Her success in stalling the development is largely due to the zeal with which she pleads the Angel Oak’s case. At one zoning meeting, a local business owner heard her speak and put her in touch with a local attorney, Mike Gruenloh, who has since donated his time and efforts to The Department of Natural Resources arranged to fly her over the tree, searching for eagles’ nests and protected species. Archaeologists have helped her to interpret the ruined foundation of a building that she and Hattler uncovered around the tree, mounting evidence of a 19th century freedman’s village at the tree site, a potential deal breaker for development. Even at Kinko’s, she’s found supporters willing to cut her deals on presentation materials for use at public meetings.

Siegel has four different e-mail accounts associated with the Angel Oak, and oftentimes sends as many as 100 messages a day, harping at Army Corps or DHEC officials until her questions are answered.

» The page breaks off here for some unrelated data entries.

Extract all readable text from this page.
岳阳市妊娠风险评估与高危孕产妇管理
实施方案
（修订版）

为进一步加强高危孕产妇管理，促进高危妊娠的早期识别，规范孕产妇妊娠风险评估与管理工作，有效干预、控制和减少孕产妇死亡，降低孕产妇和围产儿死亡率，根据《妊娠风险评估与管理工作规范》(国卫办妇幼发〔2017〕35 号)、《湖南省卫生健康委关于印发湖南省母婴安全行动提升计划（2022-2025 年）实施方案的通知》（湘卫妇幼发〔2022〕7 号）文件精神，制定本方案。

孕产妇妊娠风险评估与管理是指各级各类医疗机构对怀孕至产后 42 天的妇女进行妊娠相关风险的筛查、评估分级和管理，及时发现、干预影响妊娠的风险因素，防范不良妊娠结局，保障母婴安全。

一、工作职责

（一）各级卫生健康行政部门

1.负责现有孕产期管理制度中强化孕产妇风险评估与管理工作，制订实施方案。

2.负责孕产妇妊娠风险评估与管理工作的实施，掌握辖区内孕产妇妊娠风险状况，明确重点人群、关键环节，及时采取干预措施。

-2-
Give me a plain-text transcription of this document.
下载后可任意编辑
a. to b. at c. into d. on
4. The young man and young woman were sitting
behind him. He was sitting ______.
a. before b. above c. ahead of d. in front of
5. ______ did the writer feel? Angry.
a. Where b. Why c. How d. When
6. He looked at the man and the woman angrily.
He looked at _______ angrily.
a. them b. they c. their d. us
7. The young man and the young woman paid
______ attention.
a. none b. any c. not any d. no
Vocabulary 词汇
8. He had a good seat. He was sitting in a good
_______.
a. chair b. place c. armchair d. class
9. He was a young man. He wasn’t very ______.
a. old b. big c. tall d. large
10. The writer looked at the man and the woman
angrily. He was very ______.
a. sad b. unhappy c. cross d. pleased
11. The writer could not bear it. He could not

“It really shows how one person can single-handedly have a huge impact on the future of an area, not only at this project site, but on that whole part of Johns Island,” says CCL’s Beach, who says in some regards that Siegel and DeMoura are quite similar. “She’s a free-thinking, tree-hugging, eco-warrior, and he’s a buttoned-up, corporate, hard-headed developer, but the one thing you can say about both of them is that they’re relentless.”

DeMoura credits Siegel with providing him “a lot of good information and a lot of good feedback as the plan has evolved,” adding that, “we’re going to have a better product because of that.”

No matter what the end result of the struggle over the Sea Island Planned Unit Development, Siegel says she’s found her calling as the “watchdog of Johns Island,” an unofficial responsibility she hopes to maintain for the rest of her life. She says that despite the negativity that comes with opposing a development, she believes an outcome can be reached that benefits the community.

“I’d never done anything like this before. It was just coffee and pure love for this tree that made me go crazy and stay up all night figuring out how I was going to stop it,” she says. “I went from a stagnant dreamer to a full-blown activist in a matter of days. Sometimes it takes something like this to wake you up.”

Siegel’s novel, Angels Living in Trees, is in the hands of publishers at Joggling Board Press. She’s amended the story to include the struggle of Sophie, the modern-day autobiographical character, to save the tree. The story connects its characters through time, with the one permanent fixture being the Angel Oak. If it’s published, the proceeds will be used to help preserve the grand oak.

“The story of the book is how the tree saves a girl, and how the girl saves the tree,” says Siegel. “This all shows that anything is possible. If a tree can live for 1,400 years, that’s pretty good proof that nothing’s ever really a done deal.”

Save the Tree

Developer Robert DeMoura says that nearly 500 feet of space separates the Angel Oak from the buildings in the proposed Sea Island Planned Unit Development, formerly the Angel Oak Village. DeMoura also notes that the proposed development will use bioswale landscaping and rain gardens to control runoff.